Jimmie Johnson remembers ‘free spirit’ brother-in-law who died last week
04/04/2014 9:40 PM
11/12/2014 4:33 PM
Jimmie Johnson described his brother-in-law, who died in a skydiving accident last weekend, as a “free spirit” who never met a stranger.
Jordan Janway, 27, a skydiving instructor, died Sunday in San Diego after he was knocked unconscious in a collision with another diver and his chute failed to deploy. He was the brother of Johnson’s wife, Chandra.
“Basejumping, parachuting, wearing the squirrel suits like you see the guys doing on the cliff sides — that’s what he did,” Johnson said. “He was doing something he loved. He was very passionate about it. Never met a stranger. Very warm, caring young man. He’s definitely going to be missed.”
Johnson, who will run in the Duck Commander 500 on Sunday, said he has finally turned to thoughts about racing after a difficult time.
“It’s been tough for me to sit back and watch the people I love so much deal with so much pain,” he said. “But things are progressing, and everybody is as good as you could hope. Last night, the family spent a lot of time telling stories about Jordan and smiling a little bit. The healing process has definitely started.”
Johnson offered thanks for the support.
“Thank you sponsors, fans, friends, everybody involved,” he said. “The few times I did check into social media, there’s just been a huge outpouring of support. I’m very thankful.”
Goodyear said it doesn’t believe the teams will experience the tire problems they did in California two weeks ago.
Greg Stucker, director of tire sales, said the teams will use the Dual Zone tire — with tougher compound on the inside shoulder but more tractable on the outside, to keep grip — which was used with good results last year at Atlanta and Kansas, ovals similar to Texas.
“Based on the results we saw Thursday, two Nationwide practices, we feel very good,” he said. “We have a lot of confidence going into this weekend.”
NASCAR penalized 12 Sprint Cup teams for being late to inspection last week at Martinsville, docking them 15 minutes of practice time Friday. Former TMS winners Carl Edwards and Matt Kenseth were among the penalized teams.
NASCAR competition official Robin Pemberton said the schedules are more structured in inspection this year and that NASCAR is trying to maintain fairness.
Practice was 110 minutes Friday.
The switch of the Sprint Cup race from Saturday night to Sunday, as a courtesy to race fans who also want to watch the Final Four, resulted in a change of the standard practice and qualifying schedule.

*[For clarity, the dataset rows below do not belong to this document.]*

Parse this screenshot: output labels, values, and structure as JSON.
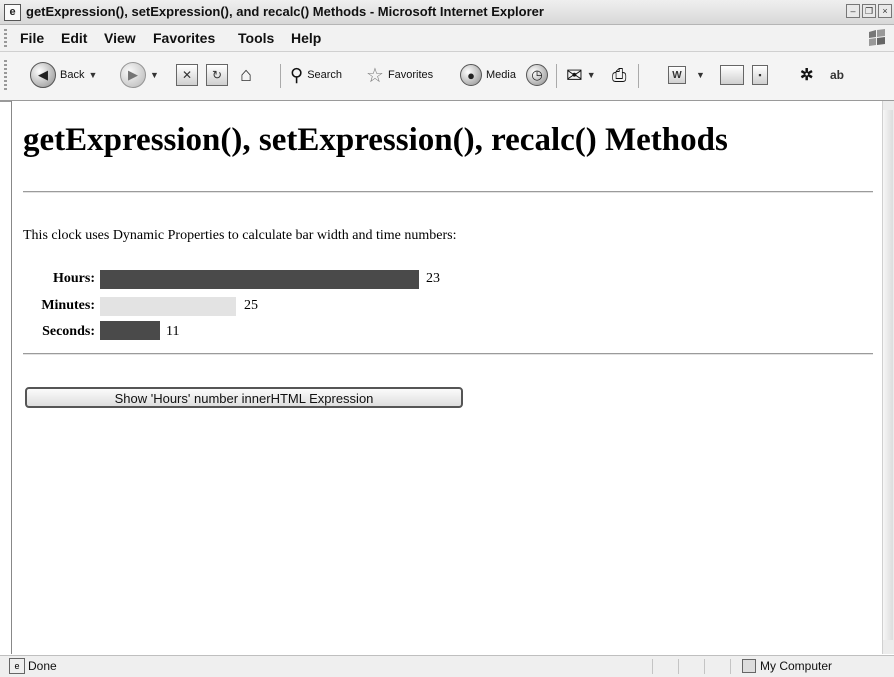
{
  "window": {
    "title": "getExpression(), setExpression(), and recalc() Methods - Microsoft Internet Explorer",
    "icon": "ie-icon"
  },
  "menu": [
    "File",
    "Edit",
    "View",
    "Favorites",
    "Tools",
    "Help"
  ],
  "toolbar": {
    "back_label": "Back",
    "search_label": "Search",
    "favorites_label": "Favorites",
    "media_label": "Media"
  },
  "page": {
    "heading": "getExpression(), setExpression(), recalc() Methods",
    "intro": "This clock uses Dynamic Properties to calculate bar width and time numbers:",
    "clock": [
      {
        "label": "Hours:",
        "value": "23",
        "color": "#4a4a4a"
      },
      {
        "label": "Minutes:",
        "value": "25",
        "color": "#e3e3e3"
      },
      {
        "label": "Seconds:",
        "value": "11",
        "color": "#4a4a4a"
      }
    ],
    "button_label": "Show 'Hours' number innerHTML Expression"
  },
  "status": {
    "text": "Done",
    "zone": "My Computer"
  }
}
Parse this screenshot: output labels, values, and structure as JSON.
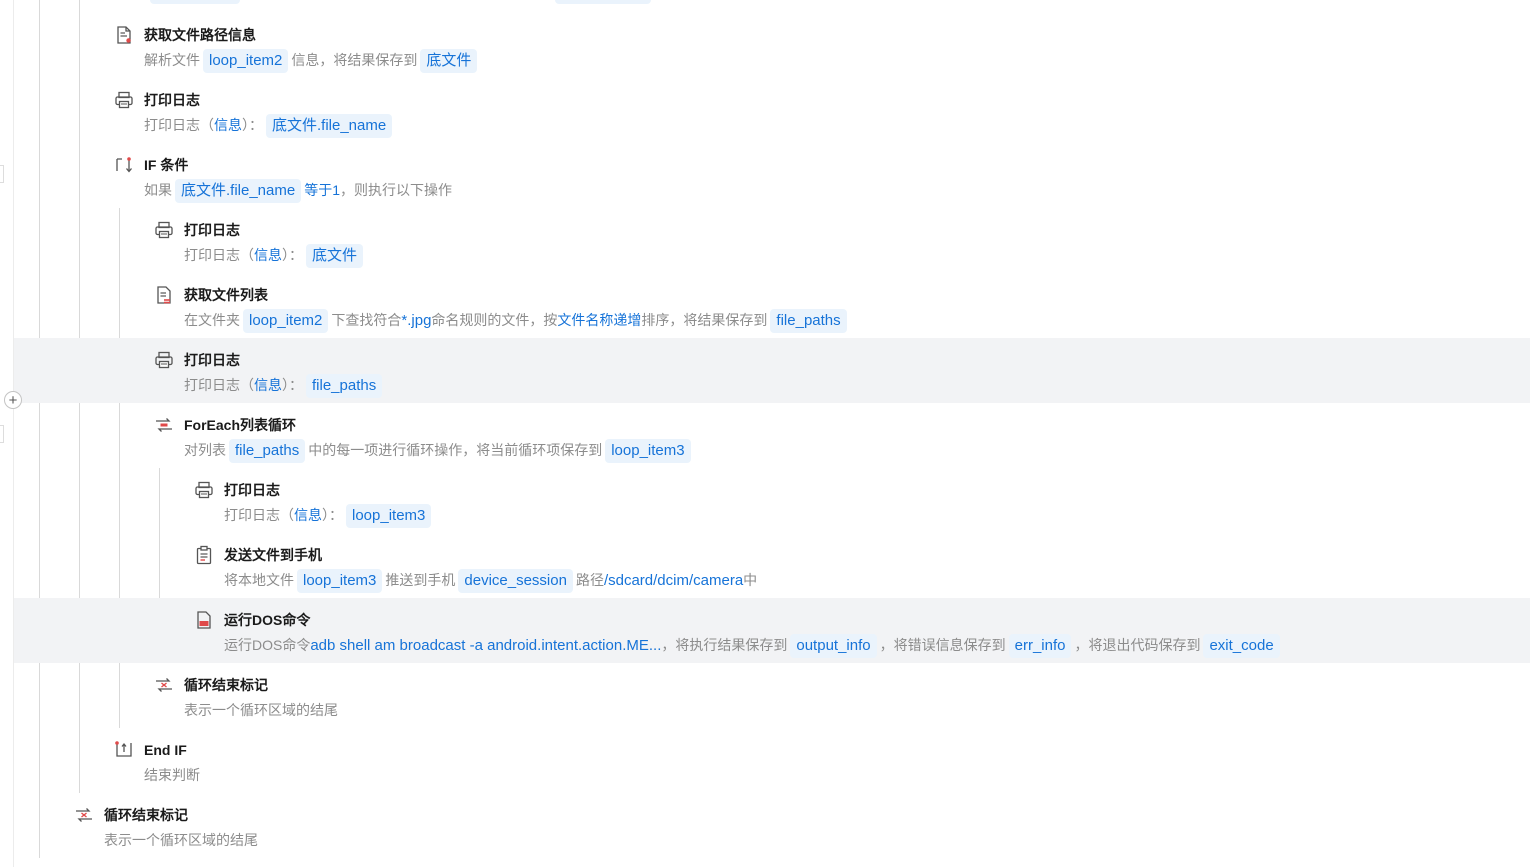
{
  "colors": {
    "accent": "#1673d8",
    "tag_bg": "#eaf3fc",
    "row_highlight": "#f2f3f5"
  },
  "steps": [
    {
      "icon": "file-path-icon",
      "title": "获取文件路径信息",
      "desc": {
        "p1": "解析文件",
        "v1": "loop_item2",
        "p2": "信息，将结果保存到",
        "v2": "底文件"
      }
    },
    {
      "icon": "printer-icon",
      "title": "打印日志",
      "desc": {
        "p1": "打印日志（",
        "k1": "信息",
        "p2": "）：",
        "v1": "底文件.file_name"
      }
    },
    {
      "icon": "if-branch-icon",
      "title": "IF 条件",
      "desc": {
        "p1": "如果",
        "v1": "底文件.file_name",
        "k1": "等于1",
        "p2": "，则执行以下操作"
      }
    },
    {
      "icon": "printer-icon",
      "title": "打印日志",
      "desc": {
        "p1": "打印日志（",
        "k1": "信息",
        "p2": "）：",
        "v1": "底文件"
      }
    },
    {
      "icon": "file-list-icon",
      "title": "获取文件列表",
      "desc": {
        "p1": "在文件夹",
        "v1": "loop_item2",
        "p2": "下查找符合",
        "k1": "*.jpg",
        "p3": "命名规则的文件，按",
        "k2": "文件名称递增",
        "p4": "排序，将结果保存到",
        "v2": "file_paths"
      }
    },
    {
      "icon": "printer-icon",
      "title": "打印日志",
      "desc": {
        "p1": "打印日志（",
        "k1": "信息",
        "p2": "）：",
        "v1": "file_paths"
      }
    },
    {
      "icon": "foreach-loop-icon",
      "title": "ForEach列表循环",
      "desc": {
        "p1": "对列表",
        "v1": "file_paths",
        "p2": "中的每一项进行循环操作，将当前循环项保存到",
        "v2": "loop_item3"
      }
    },
    {
      "icon": "printer-icon",
      "title": "打印日志",
      "desc": {
        "p1": "打印日志（",
        "k1": "信息",
        "p2": "）：",
        "v1": "loop_item3"
      }
    },
    {
      "icon": "clipboard-icon",
      "title": "发送文件到手机",
      "desc": {
        "p1": "将本地文件",
        "v1": "loop_item3",
        "p2": "推送到手机",
        "v2": "device_session",
        "p3": "路径",
        "k1": "/sdcard/dcim/camera",
        "p4": "中"
      }
    },
    {
      "icon": "dos-command-icon",
      "title": "运行DOS命令",
      "desc": {
        "p1": "运行DOS命令",
        "k1": "adb shell am broadcast -a android.intent.action.ME...",
        "p2": "，将执行结果保存到",
        "v1": "output_info",
        "p3": "，将错误信息保存到",
        "v2": "err_info",
        "p4": "，将退出代码保存到",
        "v3": "exit_code"
      }
    },
    {
      "icon": "loop-end-icon",
      "title": "循环结束标记",
      "desc": {
        "p1": "表示一个循环区域的结尾"
      }
    },
    {
      "icon": "end-if-icon",
      "title": "End IF",
      "desc": {
        "p1": "结束判断"
      }
    },
    {
      "icon": "loop-end-icon",
      "title": "循环结束标记",
      "desc": {
        "p1": "表示一个循环区域的结尾"
      }
    }
  ],
  "add_button": "+"
}
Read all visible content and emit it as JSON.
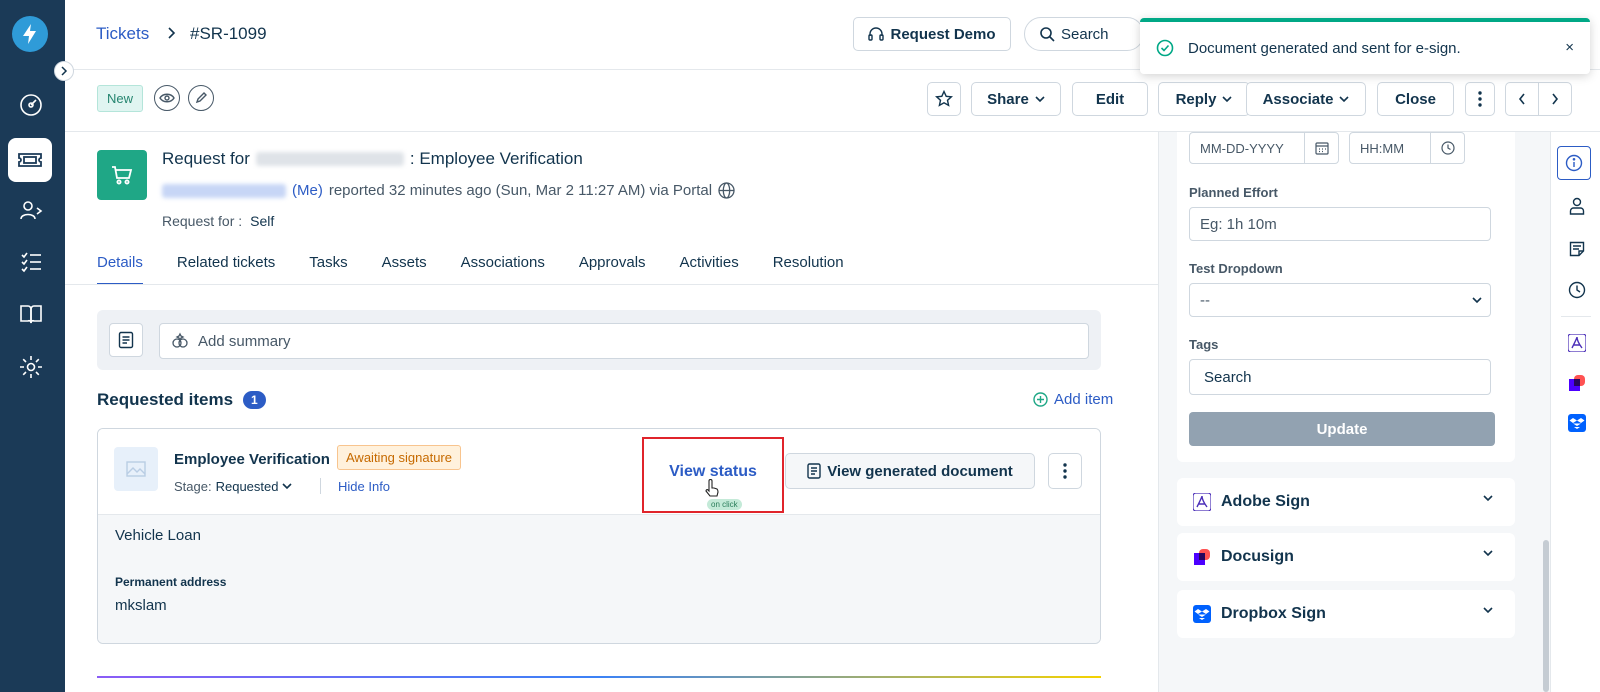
{
  "colors": {
    "nav_bg": "#1b3a57",
    "accent": "#2c5cc5",
    "success": "#00a886",
    "warning_text": "#c66a00",
    "highlight_box": "#e0242b"
  },
  "breadcrumb": {
    "root": "Tickets",
    "ticket_id": "#SR-1099"
  },
  "header": {
    "demo_label": "Request Demo",
    "search_label": "Search"
  },
  "toast": {
    "message": "Document generated and sent for e-sign.",
    "close": "×"
  },
  "toolbar": {
    "status_badge": "New",
    "share": "Share",
    "edit": "Edit",
    "reply": "Reply",
    "associate": "Associate",
    "close": "Close"
  },
  "ticket": {
    "title_prefix": "Request for",
    "title_suffix": ": Employee Verification",
    "me_label": "(Me)",
    "reported_text": "reported 32 minutes ago (Sun, Mar 2 11:27 AM) via Portal",
    "request_for_label": "Request for :",
    "request_for_value": "Self"
  },
  "tabs": [
    "Details",
    "Related tickets",
    "Tasks",
    "Assets",
    "Associations",
    "Approvals",
    "Activities",
    "Resolution"
  ],
  "summary": {
    "placeholder": "Add summary"
  },
  "requested_items": {
    "title": "Requested items",
    "count": "1",
    "add_item": "Add item",
    "item": {
      "name": "Employee Verification",
      "status_badge": "Awaiting signature",
      "stage_label": "Stage:",
      "stage_value": "Requested",
      "hide_info": "Hide Info",
      "view_status": "View status",
      "click_tag": "on click",
      "view_document": "View generated document",
      "field_value_1": "Vehicle Loan",
      "permanent_address_label": "Permanent address",
      "permanent_address_value": "mkslam"
    }
  },
  "properties": {
    "date_placeholder": "MM-DD-YYYY",
    "time_placeholder": "HH:MM",
    "planned_effort_label": "Planned Effort",
    "planned_effort_placeholder": "Eg: 1h 10m",
    "test_dropdown_label": "Test Dropdown",
    "test_dropdown_value": "--",
    "tags_label": "Tags",
    "tags_placeholder": "Search",
    "update": "Update"
  },
  "apps": [
    {
      "name": "Adobe Sign",
      "icon": "adobe-sign-icon"
    },
    {
      "name": "Docusign",
      "icon": "docusign-icon"
    },
    {
      "name": "Dropbox Sign",
      "icon": "dropbox-sign-icon"
    }
  ]
}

Instead of practicing and qualifying Friday for a Saturday race, TMS moved qualifying to Saturday to give that day some action. But now, it means that the teams’ race data and the race day are 48 hours apart.
“The weather on Sunday looks like it’s going to be cloudy, overcast and cold. It’s going to be completely different,” Kyle Busch said. “So you just try to do the best you can with what you’ve got. You’ve got to set up for the conditions you’re in and then you go into what’s going to happen with the race.”
Joey Logano said his teammate, Brad Keselowski, and Kurt Busch will figure out a way to get past their feud from last week at Martinsville.
“At least it’s not me this time,” said Logano, who has had spats with Denny Hamlin and Tony Stewart in the past three seasons. “It happens. I know it. We race against each other every week, and eventually we’re gonna get aggravated with each other. It’s just how you reason with it and how you get over it.
“Those two guys are championship race car drivers. They’ll figure out a way to get over it and move on here fairly shortly. But that’s part of our sport, and it’s cool.”